While watching the movie Driving Miss Daisy, the part at the end, when Hoke is feeding Miss Daisy her Thanksgiving pie, snatches my soul every time. I flash back to my dad in a nursing home. How he loved his pie! Feeding him, combing his soft white hair, tucking him into his bed before I left for home, were rituals I feared were nearing an end. I was right to fear. The rituals did end.
One day, Dad slipped on to heaven before me...
and a piece of my heart went with him.
When death calls, I tremble at its audacity and its brusque rudeness. It doesn't care what it interrupts or how many pieces of our hearts it carries away with it.

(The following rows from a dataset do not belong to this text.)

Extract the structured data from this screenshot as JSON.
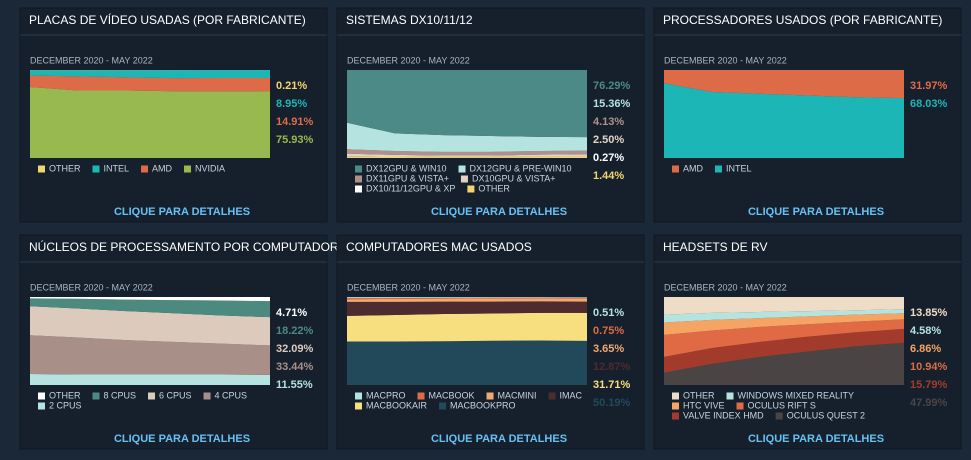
{
  "chart_data": [
    {
      "type": "stacked-area",
      "title": "PLACAS DE VÍDEO USADAS (POR FABRICANTE)",
      "subtitle": "DECEMBER 2020 - MAY 2022",
      "link": "CLIQUE PARA DETALHES",
      "categories": [
        null,
        null,
        null,
        null,
        null,
        null
      ],
      "ylim": [
        0,
        100
      ],
      "series": [
        {
          "name": "OTHER",
          "color": "#f2d66b",
          "values": [
            0.3,
            0.3,
            0.3,
            0.2,
            0.2,
            0.21
          ],
          "value_labels": [
            null,
            null,
            null,
            null,
            null,
            "0.21%"
          ]
        },
        {
          "name": "INTEL",
          "color": "#1cb6b6",
          "values": [
            6,
            7,
            8,
            9,
            8.9,
            8.95
          ],
          "value_labels": [
            null,
            null,
            null,
            null,
            null,
            "8.95%"
          ]
        },
        {
          "name": "AMD",
          "color": "#de6b47",
          "values": [
            13,
            16,
            15,
            15,
            15,
            14.91
          ],
          "value_labels": [
            null,
            null,
            null,
            null,
            null,
            "14.91%"
          ]
        },
        {
          "name": "NVIDIA",
          "color": "#98b94f",
          "values": [
            80.7,
            76.7,
            76.7,
            75.8,
            75.9,
            75.93
          ],
          "value_labels": [
            null,
            null,
            null,
            null,
            null,
            "75.93%"
          ]
        }
      ]
    },
    {
      "type": "stacked-area",
      "title": "SISTEMAS DX10/11/12",
      "subtitle": "DECEMBER 2020 - MAY 2022",
      "link": "CLIQUE PARA DETALHES",
      "categories": [
        null,
        null,
        null,
        null,
        null,
        null
      ],
      "ylim": [
        0,
        100
      ],
      "series": [
        {
          "name": "DX12GPU & WIN10",
          "color": "#4c8a87",
          "values": [
            60,
            72,
            74,
            75,
            76,
            76.29
          ],
          "value_labels": [
            null,
            null,
            null,
            null,
            null,
            "76.29%"
          ]
        },
        {
          "name": "DX12GPU & PRE-WIN10",
          "color": "#b5e3e0",
          "values": [
            30,
            20,
            19,
            18,
            16,
            15.36
          ],
          "value_labels": [
            null,
            null,
            null,
            null,
            null,
            "15.36%"
          ]
        },
        {
          "name": "DX11GPU & VISTA+",
          "color": "#b0918a",
          "values": [
            5,
            4.5,
            4.2,
            4.2,
            4.1,
            4.13
          ],
          "value_labels": [
            null,
            null,
            null,
            null,
            null,
            "4.13%"
          ]
        },
        {
          "name": "DX10GPU & VISTA+",
          "color": "#e3d3c4",
          "values": [
            3,
            2,
            1.5,
            1.5,
            2.5,
            2.5
          ],
          "value_labels": [
            null,
            null,
            null,
            null,
            null,
            "2.50%"
          ]
        },
        {
          "name": "DX10/11/12GPU & XP",
          "color": "#ffffff",
          "values": [
            0.5,
            0.4,
            0.3,
            0.3,
            0.3,
            0.27
          ],
          "value_labels": [
            null,
            null,
            null,
            null,
            null,
            "0.27%"
          ]
        },
        {
          "name": "OTHER",
          "color": "#f2d66b",
          "values": [
            1.5,
            1.1,
            1,
            1,
            1.1,
            1.44
          ],
          "value_labels": [
            null,
            null,
            null,
            null,
            null,
            "1.44%"
          ]
        }
      ]
    },
    {
      "type": "stacked-area",
      "title": "PROCESSADORES USADOS (POR FABRICANTE)",
      "subtitle": "DECEMBER 2020 - MAY 2022",
      "link": "CLIQUE PARA DETALHES",
      "categories": [
        null,
        null,
        null,
        null,
        null,
        null
      ],
      "ylim": [
        0,
        100
      ],
      "series": [
        {
          "name": "AMD",
          "color": "#de6b47",
          "values": [
            15,
            25,
            27,
            29,
            31,
            31.97
          ],
          "value_labels": [
            null,
            null,
            null,
            null,
            null,
            "31.97%"
          ]
        },
        {
          "name": "INTEL",
          "color": "#1cb6b6",
          "values": [
            85,
            75,
            73,
            71,
            69,
            68.03
          ],
          "value_labels": [
            null,
            null,
            null,
            null,
            null,
            "68.03%"
          ]
        }
      ]
    },
    {
      "type": "stacked-area",
      "title": "NÚCLEOS DE PROCESSAMENTO POR COMPUTADOR",
      "subtitle": "DECEMBER 2020 - MAY 2022",
      "link": "CLIQUE PARA DETALHES",
      "categories": [
        null,
        null,
        null,
        null,
        null,
        null
      ],
      "ylim": [
        0,
        100
      ],
      "series": [
        {
          "name": "OTHER",
          "color": "#ffffff",
          "values": [
            1.5,
            2,
            3,
            3.5,
            4,
            4.71
          ],
          "value_labels": [
            null,
            null,
            null,
            null,
            null,
            "4.71%"
          ]
        },
        {
          "name": "8 CPUS",
          "color": "#4c8a80",
          "values": [
            9,
            11,
            13,
            15,
            17,
            18.22
          ],
          "value_labels": [
            null,
            null,
            null,
            null,
            null,
            "18.22%"
          ]
        },
        {
          "name": "6 CPUS",
          "color": "#dccabd",
          "values": [
            33,
            33,
            33,
            32.5,
            32,
            32.09
          ],
          "value_labels": [
            null,
            null,
            null,
            null,
            null,
            "32.09%"
          ]
        },
        {
          "name": "4 CPUS",
          "color": "#a88f88",
          "values": [
            44,
            42,
            39,
            37,
            35,
            33.44
          ],
          "value_labels": [
            null,
            null,
            null,
            null,
            null,
            "33.44%"
          ]
        },
        {
          "name": "2 CPUS",
          "color": "#b5e3e0",
          "values": [
            12.5,
            12,
            12,
            12,
            12,
            11.55
          ],
          "value_labels": [
            null,
            null,
            null,
            null,
            null,
            "11.55%"
          ]
        }
      ]
    },
    {
      "type": "stacked-area",
      "title": "COMPUTADORES MAC USADOS",
      "subtitle": "DECEMBER 2020 - MAY 2022",
      "link": "CLIQUE PARA DETALHES",
      "categories": [
        null,
        null,
        null,
        null,
        null,
        null
      ],
      "ylim": [
        0,
        100
      ],
      "series": [
        {
          "name": "MACPRO",
          "color": "#b5e3e0",
          "values": [
            1,
            1,
            0.8,
            0.7,
            0.6,
            0.51
          ],
          "value_labels": [
            null,
            null,
            null,
            null,
            null,
            "0.51%"
          ]
        },
        {
          "name": "MACBOOK",
          "color": "#de6b47",
          "values": [
            1.5,
            1.2,
            1,
            0.9,
            0.8,
            0.75
          ],
          "value_labels": [
            null,
            null,
            null,
            null,
            null,
            "0.75%"
          ]
        },
        {
          "name": "MACMINI",
          "color": "#f2a872",
          "values": [
            3,
            3.3,
            3.5,
            3.6,
            3.6,
            3.65
          ],
          "value_labels": [
            null,
            null,
            null,
            null,
            null,
            "3.65%"
          ]
        },
        {
          "name": "IMAC",
          "color": "#4d2b2e",
          "values": [
            16,
            15,
            14,
            13.5,
            13,
            12.87
          ],
          "value_labels": [
            null,
            null,
            null,
            null,
            null,
            "12.87%"
          ]
        },
        {
          "name": "MACBOOKAIR",
          "color": "#f7de7e",
          "values": [
            29,
            30,
            31,
            31,
            31.5,
            31.71
          ],
          "value_labels": [
            null,
            null,
            null,
            null,
            null,
            "31.71%"
          ]
        },
        {
          "name": "MACBOOKPRO",
          "color": "#21495a",
          "values": [
            49.5,
            49.5,
            49.7,
            50.3,
            50.5,
            50.19
          ],
          "value_labels": [
            null,
            null,
            null,
            null,
            null,
            "50.19%"
          ]
        }
      ]
    },
    {
      "type": "stacked-area",
      "title": "HEADSETS DE RV",
      "subtitle": "DECEMBER 2020 - MAY 2022",
      "link": "CLIQUE PARA DETALHES",
      "categories": [
        null,
        null,
        null,
        null,
        null,
        null
      ],
      "ylim": [
        0,
        100
      ],
      "series": [
        {
          "name": "OTHER",
          "color": "#efdcc7",
          "values": [
            20,
            18,
            17,
            16,
            15,
            13.85
          ],
          "value_labels": [
            null,
            null,
            null,
            null,
            null,
            "13.85%"
          ]
        },
        {
          "name": "WINDOWS MIXED REALITY",
          "color": "#b5e3e0",
          "values": [
            9,
            8,
            7,
            6,
            5,
            4.58
          ],
          "value_labels": [
            null,
            null,
            null,
            null,
            null,
            "4.58%"
          ]
        },
        {
          "name": "HTC VIVE",
          "color": "#f5a464",
          "values": [
            14,
            12,
            10,
            9,
            8,
            6.86
          ],
          "value_labels": [
            null,
            null,
            null,
            null,
            null,
            "6.86%"
          ]
        },
        {
          "name": "OCULUS RIFT S",
          "color": "#e06a44",
          "values": [
            25,
            20,
            17,
            14,
            12,
            10.94
          ],
          "value_labels": [
            null,
            null,
            null,
            null,
            null,
            "10.94%"
          ]
        },
        {
          "name": "VALVE INDEX HMD",
          "color": "#a33b2c",
          "values": [
            18,
            18,
            17,
            17,
            16,
            15.79
          ],
          "value_labels": [
            null,
            null,
            null,
            null,
            null,
            "15.79%"
          ]
        },
        {
          "name": "OCULUS QUEST 2",
          "color": "#4a4445",
          "values": [
            14,
            24,
            32,
            38,
            44,
            47.99
          ],
          "value_labels": [
            null,
            null,
            null,
            null,
            null,
            "47.99%"
          ]
        }
      ]
    }
  ]
}
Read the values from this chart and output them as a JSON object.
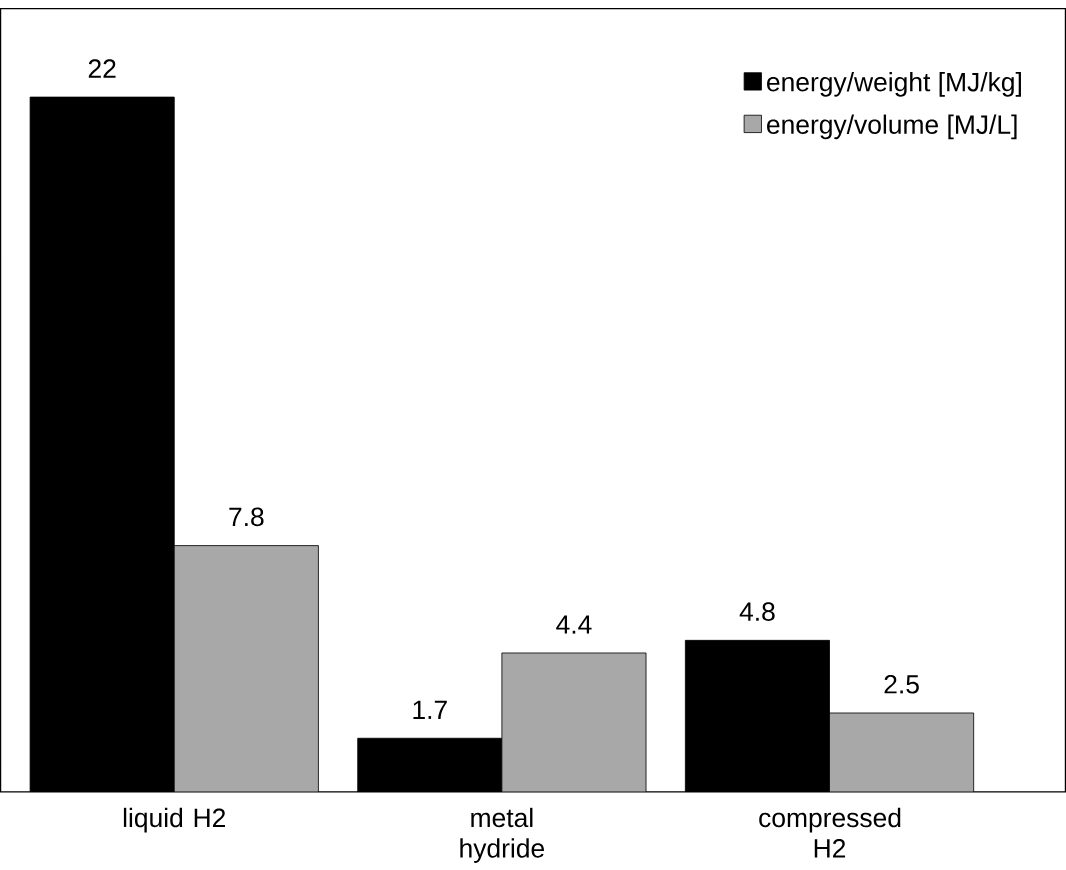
{
  "chart_data": {
    "type": "bar",
    "categories": [
      "liquid H2",
      "metal hydride",
      "compressed H2"
    ],
    "series": [
      {
        "name": "energy/weight [MJ/kg]",
        "color": "#000000",
        "values": [
          22,
          1.7,
          4.8
        ]
      },
      {
        "name": "energy/volume [MJ/L]",
        "color": "#a8a8a8",
        "values": [
          7.8,
          4.4,
          2.5
        ]
      }
    ],
    "ylim": [
      0,
      24.8
    ],
    "data_labels": true,
    "legend": "top right",
    "tick_labels": "x",
    "grid": false
  }
}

Death nibbles at our relationships like an insatiable predator, and pretends it doesn't know it has already been defeated a long time ago.
When sighs escape me, when a longing for my loved ones brings tears, I read this:
So when this corruptible shall have put on incorruption,
and this mortal shall have put on immortality,
then shall be brought to pass
the saying that is written,
Death is swallowed up in victory.
O death, where is thy sting? O grave, where is thy victory?
(1 Corinthians 15: 54-55, KJV)
I wipe my tears, my world rights itself, and the balance tips toward life once again. We were not made for death, but for living. And, someday...heaven.